National Assembly Speaker Cavaye Yegui Djiril on Tuesday announced that the bill had been served and would be examined by the Constitutional Laws Committee.
The bill will be defended by Mr Amadou Ali, the vice Prime Minister and minister Delegate at the Presidency in charge of relations with assemblies.
Own interests
It has been drafted in accordance with Section 15 (4) of the constitution, which provides that “in case of serious crisis or where circumstances so warrant, the President of the Republic may, after consultation with the President of the Constitutional Council and Bureaux of the National Assembly and the Senate, request the National Assembly to decide, by law, to extend or abridge its term of office.”

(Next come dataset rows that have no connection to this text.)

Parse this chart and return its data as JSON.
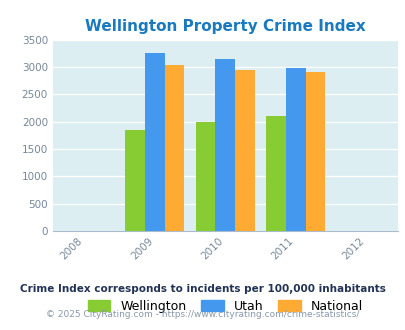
{
  "title": "Wellington Property Crime Index",
  "title_color": "#1a7abf",
  "years": [
    2009,
    2010,
    2011
  ],
  "x_ticks": [
    2008,
    2009,
    2010,
    2011,
    2012
  ],
  "wellington": [
    1850,
    2000,
    2110
  ],
  "utah": [
    3250,
    3150,
    2975
  ],
  "national": [
    3040,
    2950,
    2900
  ],
  "wellington_color": "#88cc33",
  "utah_color": "#4499ee",
  "national_color": "#ffaa33",
  "ylim": [
    0,
    3500
  ],
  "yticks": [
    0,
    500,
    1000,
    1500,
    2000,
    2500,
    3000,
    3500
  ],
  "bar_width": 0.28,
  "chart_bg": "#ddeef2",
  "legend_labels": [
    "Wellington",
    "Utah",
    "National"
  ],
  "footnote1": "Crime Index corresponds to incidents per 100,000 inhabitants",
  "footnote2": "© 2025 CityRating.com - https://www.cityrating.com/crime-statistics/",
  "footnote1_color": "#223355",
  "footnote2_color": "#8899aa",
  "xlim_left": 2007.55,
  "xlim_right": 2012.45
}
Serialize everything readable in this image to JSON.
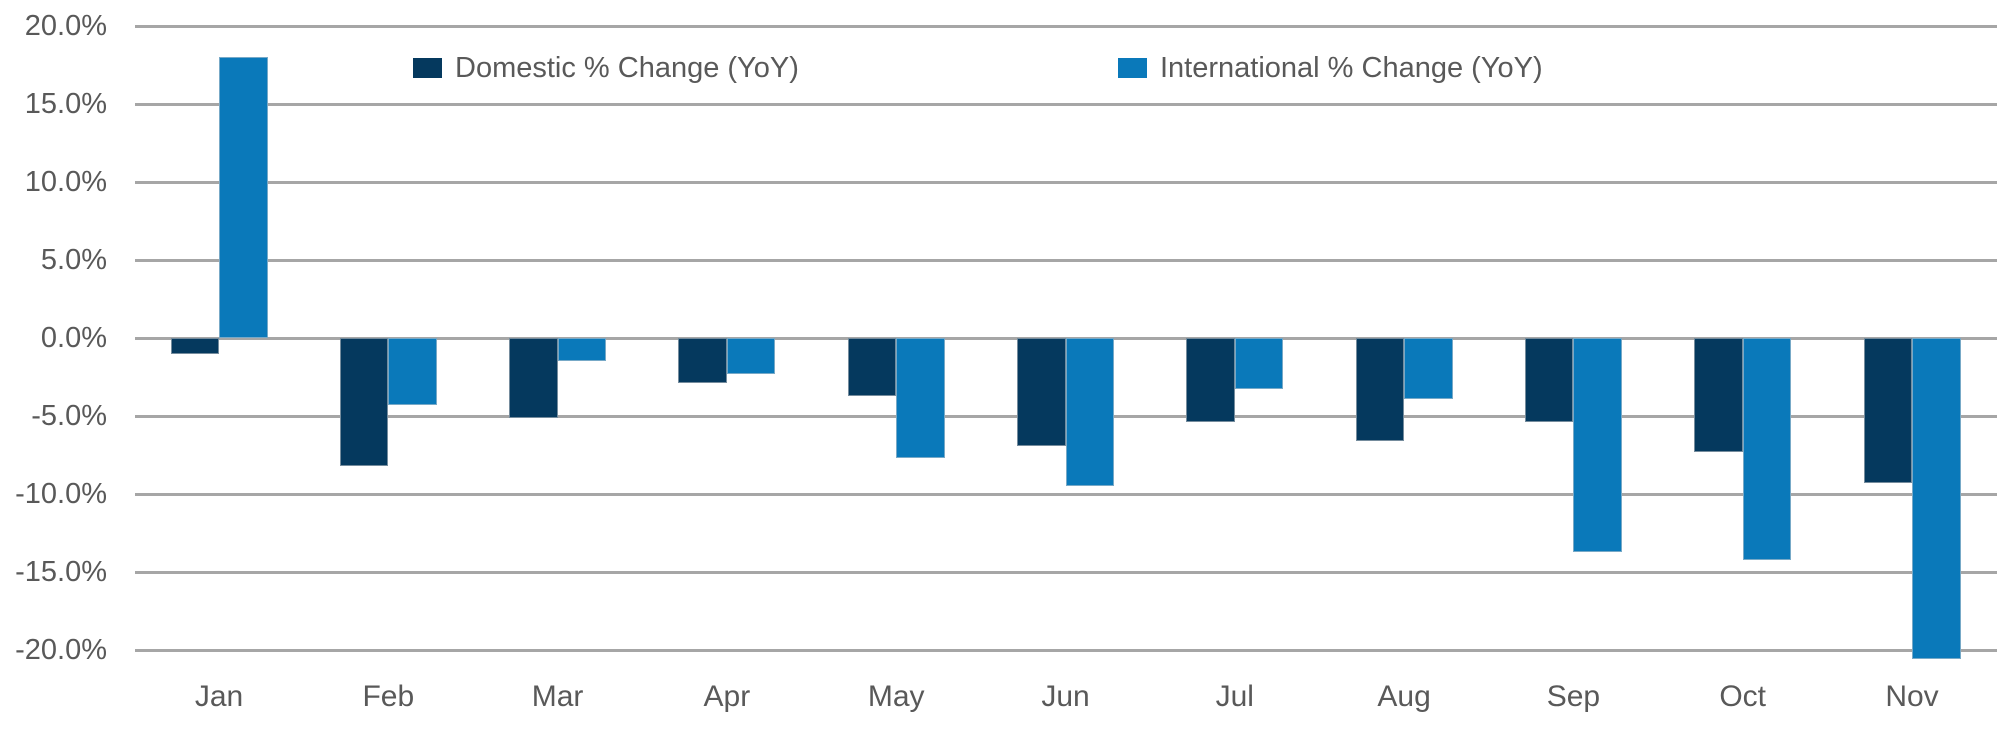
{
  "chart_data": {
    "type": "bar",
    "title": "",
    "categories": [
      "Jan",
      "Feb",
      "Mar",
      "Apr",
      "May",
      "Jun",
      "Jul",
      "Aug",
      "Sep",
      "Oct",
      "Nov"
    ],
    "series": [
      {
        "name": "Domestic % Change (YoY)",
        "color": "#05395e",
        "values": [
          -1.0,
          -8.2,
          -5.1,
          -2.9,
          -3.7,
          -6.9,
          -5.4,
          -6.6,
          -5.4,
          -7.3,
          -9.3
        ]
      },
      {
        "name": "International % Change (YoY)",
        "color": "#0a79ba",
        "values": [
          18.0,
          -4.3,
          -1.5,
          -2.3,
          -7.7,
          -9.5,
          -3.3,
          -3.9,
          -13.7,
          -14.2,
          -20.6
        ]
      }
    ],
    "xlabel": "",
    "ylabel": "",
    "ylim": [
      -20,
      20
    ],
    "yticks": [
      20,
      15,
      10,
      5,
      0,
      -5,
      -10,
      -15,
      -20
    ],
    "ytick_labels": [
      "20.0%",
      "15.0%",
      "10.0%",
      "5.0%",
      "0.0%",
      "-5.0%",
      "-10.0%",
      "-15.0%",
      "-20.0%"
    ],
    "grid": "horizontal",
    "legend_position": "top",
    "colors": {
      "axis_text": "#595959",
      "gridline": "#a6a6a6",
      "background": "#ffffff"
    }
  }
}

Cameroonian MPs are known to disregard party affiliations in pursuit of their own interests.
In 2012, they wasted little time and effort in pushing through a similar law and pundits were already foreseeing a hitch-free adoption of the bill.
The terms of office of the president, Members of the National Assembly and municipal councillors end between October and November and according to the government, the holding of three elections almost at the same time “will lead to an overlapping of the different polling operations”.
Legal document
The extension of the mandate of the MPs, says the draft legal document, is therefore “to avoid muddling up the electoral operations which, in technical and operational terms, could affect the fairness of the abovementioned elections and to ensure a more serene organisation”.
The current mandate of the 180 MPs was due to expire on October 29, 2018, having been elected (some re-elected) in 2013 for a five-year term of office.
Should the bill be adopted without any objection as expected, the president of the republic would by decree extend the term of office of municipal councillors who were elected during the twin legislative.